Sunday, October 31, 2010

It's About the Music

These days, I've mostly given up on TV. I have a few shows that I sometimes watch, and often that's online. One of my prime media entertainments is YouTube, and I admit to spending some time listening to performers I like a lot.

The YouTube above is of the group Planxty, and it is the opening set of their 2004 reunion concerts in Ireland. During a trip to Scotland in about 2005, I purchased the 2004 concert CD at Virgin in Glasgow, and I remember popping it in the player as the family drove from Glasgow back to Gargunnock, near Stirling, where we had a rented cottage. This track builds beautifully, and you can tell the audience is with them all the way, and when Liam Og O'Flynn breaks out the pipes, the place goes crazy. And, I don't mind admitting, I actually got all choked up listening to it.

My first Planxty record [long-playing 33rpm] was The Well Below the Valley. I was dating a girl in first-year university, and her sister's boyfriend showed up with it. He explained that his brother was into weird British rock, and ordered lots of records, and was dismayed to find that this was "some bagpipe crap." The boyfriend said, "I know a guy who likes that stuff," and thus I was introduced to Planxty.

It turned out, I loved it, and I chased down all their albums as they came out, and I learned the words, and was so enchanted by the piping that I started into learning the uilleann pipes, which I have played [not well] off and on since 1983.

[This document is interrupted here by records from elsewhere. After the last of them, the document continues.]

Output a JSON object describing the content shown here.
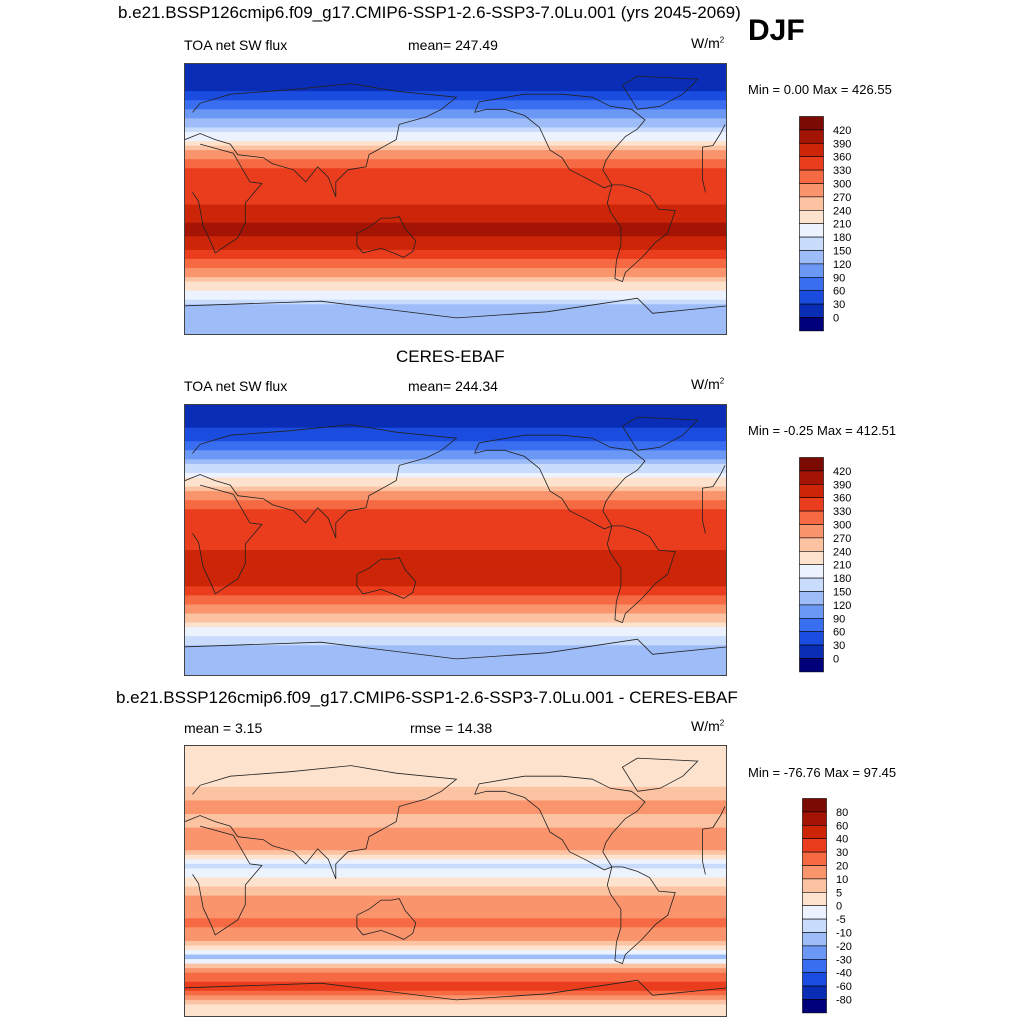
{
  "season": "DJF",
  "panels": [
    {
      "title": "b.e21.BSSP126cmip6.f09_g17.CMIP6-SSP1-2.6-SSP3-7.0Lu.001 (yrs 2045-2069)",
      "left_label": "TOA net SW flux",
      "center_label": "mean= 247.49",
      "units_base": "W/m",
      "units_exp": "2",
      "minmax": "Min =   0.00 Max = 426.55"
    },
    {
      "title": "CERES-EBAF",
      "left_label": "TOA net SW flux",
      "center_label": "mean= 244.34",
      "units_base": "W/m",
      "units_exp": "2",
      "minmax": "Min =  -0.25 Max = 412.51"
    },
    {
      "title": "b.e21.BSSP126cmip6.f09_g17.CMIP6-SSP1-2.6-SSP3-7.0Lu.001 - CERES-EBAF",
      "left_label": "mean =   3.15",
      "center_label": "rmse =  14.38",
      "units_base": "W/m",
      "units_exp": "2",
      "minmax": "Min = -76.76 Max =  97.45"
    }
  ],
  "chart_data": [
    {
      "type": "heatmap",
      "title": "b.e21.BSSP126cmip6.f09_g17.CMIP6-SSP1-2.6-SSP3-7.0Lu.001 (yrs 2045-2069)",
      "variable": "TOA net SW flux",
      "units": "W/m2",
      "mean": 247.49,
      "min": 0.0,
      "max": 426.55,
      "colorbar_levels": [
        0,
        30,
        60,
        90,
        120,
        150,
        180,
        210,
        240,
        270,
        300,
        330,
        360,
        390,
        420
      ],
      "colorbar_colors": [
        "#00007a",
        "#0a2db6",
        "#1a4ce0",
        "#3a6ef0",
        "#6c98f5",
        "#9ebdf8",
        "#c9dcfb",
        "#ecf2fe",
        "#fde3ce",
        "#fcc3a2",
        "#f9946d",
        "#f56a42",
        "#ea3d1d",
        "#cc2508",
        "#a41405",
        "#7a0a02"
      ],
      "zonal_profile": {
        "lat": [
          90,
          80,
          70,
          60,
          50,
          40,
          30,
          20,
          10,
          0,
          -10,
          -20,
          -30,
          -40,
          -50,
          -60,
          -70,
          -80,
          -90
        ],
        "value": [
          0,
          5,
          40,
          90,
          140,
          210,
          290,
          330,
          345,
          350,
          380,
          400,
          370,
          320,
          270,
          215,
          140,
          130,
          130
        ]
      }
    },
    {
      "type": "heatmap",
      "title": "CERES-EBAF",
      "variable": "TOA net SW flux",
      "units": "W/m2",
      "mean": 244.34,
      "min": -0.25,
      "max": 412.51,
      "colorbar_levels": [
        0,
        30,
        60,
        90,
        120,
        150,
        180,
        210,
        240,
        270,
        300,
        330,
        360,
        390,
        420
      ],
      "colorbar_colors": [
        "#00007a",
        "#0a2db6",
        "#1a4ce0",
        "#3a6ef0",
        "#6c98f5",
        "#9ebdf8",
        "#c9dcfb",
        "#ecf2fe",
        "#fde3ce",
        "#fcc3a2",
        "#f9946d",
        "#f56a42",
        "#ea3d1d",
        "#cc2508",
        "#a41405",
        "#7a0a02"
      ],
      "zonal_profile": {
        "lat": [
          90,
          80,
          70,
          60,
          50,
          40,
          30,
          20,
          10,
          0,
          -10,
          -20,
          -30,
          -40,
          -50,
          -60,
          -70,
          -80,
          -90
        ],
        "value": [
          0,
          5,
          45,
          95,
          150,
          215,
          290,
          330,
          340,
          345,
          375,
          390,
          360,
          310,
          255,
          200,
          140,
          130,
          130
        ]
      }
    },
    {
      "type": "heatmap",
      "title": "b.e21.BSSP126cmip6.f09_g17.CMIP6-SSP1-2.6-SSP3-7.0Lu.001 - CERES-EBAF",
      "variable": "TOA net SW flux difference",
      "units": "W/m2",
      "mean": 3.15,
      "rmse": 14.38,
      "min": -76.76,
      "max": 97.45,
      "colorbar_levels": [
        -80,
        -60,
        -40,
        -30,
        -20,
        -10,
        -5,
        0,
        5,
        10,
        20,
        30,
        40,
        60,
        80
      ],
      "colorbar_colors": [
        "#00007a",
        "#0a2db6",
        "#1a4ce0",
        "#3a6ef0",
        "#6c98f5",
        "#9ebdf8",
        "#c9dcfb",
        "#ecf2fe",
        "#fde3ce",
        "#fcc3a2",
        "#f9946d",
        "#f56a42",
        "#ea3d1d",
        "#cc2508",
        "#a41405",
        "#7a0a02"
      ],
      "zonal_profile": {
        "lat": [
          90,
          80,
          70,
          60,
          50,
          40,
          30,
          20,
          10,
          0,
          -10,
          -20,
          -30,
          -40,
          -50,
          -60,
          -70,
          -80,
          -90
        ],
        "value": [
          0,
          2,
          3,
          6,
          12,
          8,
          14,
          10,
          -6,
          2,
          12,
          18,
          22,
          8,
          -12,
          20,
          35,
          5,
          0
        ]
      }
    }
  ]
}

In 1980 or 81, I was able to hear Planxty live in concert at the Usher Hall in Edinburgh. I had a three-day pass to the Edinburgh Folk Festival, and bought tickets also to the evening concert with Planxty. It was magic: 3,000 people jammed into the hall, and the main floor held about 1,000 Irish rugby fans who were there for a match that day at Murrayfield. The band was amazing, the sound of O'Flynn;s pipes filled the hall. I remember the feeling walking back to my friends' place after the show...I was walking on air [substance free].

Shortly after that, the band broke up [again], and there were years of ups and downs, different members in and out, and various formations of Planxty, some which were better and worse than others. Because the band was so amazing in its prime, traditional music fans of the band were always saddened that it didn't continue. There was politics, and band politics, and boozing, and families, and other projects that all got in the way of what the band did.

And that's why the 2003-4 reunions were so great. Here are these four titans of Irish traditional music, and they've all seen and done a lot, and there's a ton of history, and...it all seems to wash away under the power of the music they are making.

And I think that's the power of what we do, even in bands like ours. The music is a force unto itself, and at the end of the day, it's not about the politics, the trophies, the contests or all the other stuff. It's about the music, and the pure enjoyment that people get making it, working on it, and playing it together.